Interesting. I assume you mean that finasteride downregulates AR through its effect on sex steroids? Indeed this is true: ncbi.nlm.nih.gov/sites/entre … stractPlus

“However, when conversion of T to DHT was blocked by the 5-alpha reductase inhibitor finasteride, the levels of AR mRNA were considerably down-regulated by T (10-500 nM)”

“Estradiol (50 nM) was even more potent than T in decreasing AR mRNA levels.”

“Our results indicate that it is possible to modulate in vitro AR mRNA levels in the penile smooth muscle cells, and that under normal conditions DHT and T act as moderate up-regulators. When DHT formation is inhibited, the aromatization pathway of T to estradiol will prevail and induce a pronounced down-regulation of AR mRNA levels.”

So this is very interesting. It is the fact that finasteride allows E to dominate, that is primarily responsible for the downregulation of AR. In effect, it’s a double whammy. The finasteride-user is left with less androgen receptors as well as less androgens to bind them.

As a sidebar, also note that they found something called ‘platelet derived growth factor’ effective in upregulating AR…“With the exception of PDGF none of the treatments affected significantly cell growth, as measured by DNA synthesis and content.” A possible therapy?

Who here knew anything about hormones prior to Fin?

I didn’t even know how important hormones were…cuz they were always fine. It’s crazy how life puts you into a situation and you can soak up all the information so quickly.

The one thing though, all this information is being put together and reviewed in bits and pieces. Has anyone sat down and read a book on Endocrinology to fully understand the body and pathology? I fear that by all this cutting & pasting of different studies and information (found via google searches) is sort of working backwards.

Just a thought. If anyone has picked up a book pls suggest it to others. Also, Hypo can maybe put together a brief summary of how the pathology of hormones works.

I think your theories are promising. Just wondering if they can be backed up with fwd thinking and not backwards (meaning propecia caused this…rather if one takes propecia this may result).

Jack

How does one go about testing for allopregnenolone deficiency?

The mention of platelet-derived growth factor got me pretty interested, so I decided to do some research and see how one can get a hold of this stuff. Basically I believe there’s two effective ways to raise the level of PDGF in the blood.

1. Colostrum

Colostrum, also known as first milk, is produced by humans and cattle in late pregnancy and also right after giving birth. It is rich in many, many vitamins, amino acids, and other things, I am slightly skeptical about it though, since it does contain albumin, but then again it also contains GnRH so I wonder if everything could even out. You can go to this URL of a forum post to read more about it and a list of whats inside of it… They sell colostrum as a supplement, though I’m not so sure of adequate or significant doses, as you might actually need a lot of it, and I think it would also be expensive at such high doses. Oh and I guess if you have a wife who is in late pregnancy you could suck on some titties.

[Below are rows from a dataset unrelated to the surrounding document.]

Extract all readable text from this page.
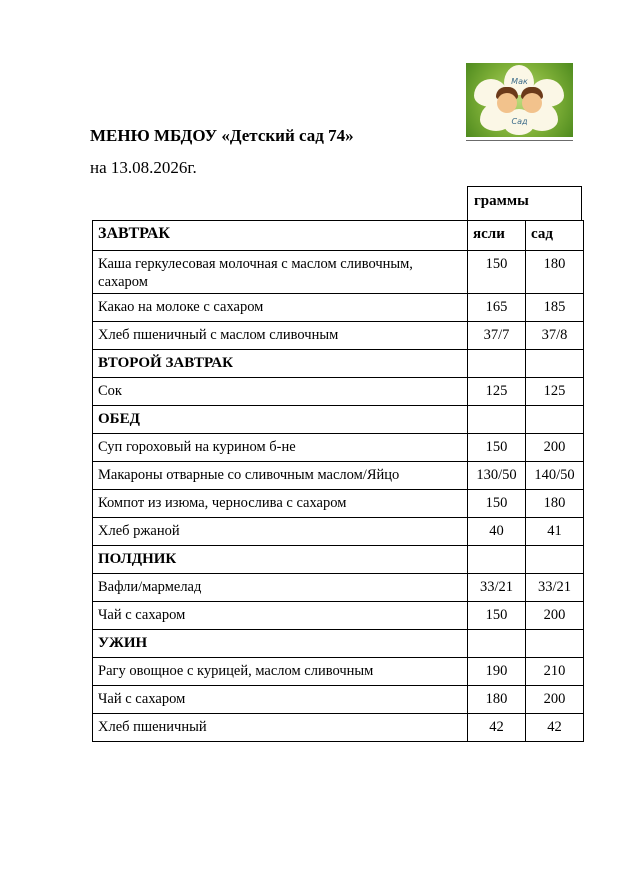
Мак
Сад
МЕНЮ МБДОУ «Детский сад 74»
на 13.08.2026г.
граммы
ЗАВТРАК	ясли	сад
Каша геркулесовая молочная с маслом сливочным, сахаром	150	180
Какао на молоке с сахаром	165	185
Хлеб пшеничный с маслом сливочным	37/7	37/8
ВТОРОЙ ЗАВТРАК		
Сок	125	125
ОБЕД		
Суп гороховый на курином б-не	150	200
Макароны отварные со сливочным маслом/Яйцо	130/50	140/50
Компот из изюма, чернослива с сахаром	150	180
Хлеб ржаной	40	41
ПОЛДНИК		
Вафли/мармелад	33/21	33/21
Чай с сахаром	150	200
УЖИН		
Рагу овощное с курицей, маслом сливочным	190	210
Чай с сахаром	180	200
Хлеб пшеничный	42	42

http://anabolicminds.com/forum/supplements/50508-bulk-colostrum-powder.html

2. Human growth hormone (HGH)

The beneficial effects of hgh have been discussed on this forum, and it is also claimed that GHB increases secreted HGH levels while sleeping. HGH is taken by many for anti-aging purposes, and it is also claimed to raise testosterone levels.

I guess some people sell PDGF too…

http://www.biomedcomm.com/store/hgh_gf_pdgf.html

Thanks for posting this, this is a great thread!! I have no doubt that everyone on here can recover.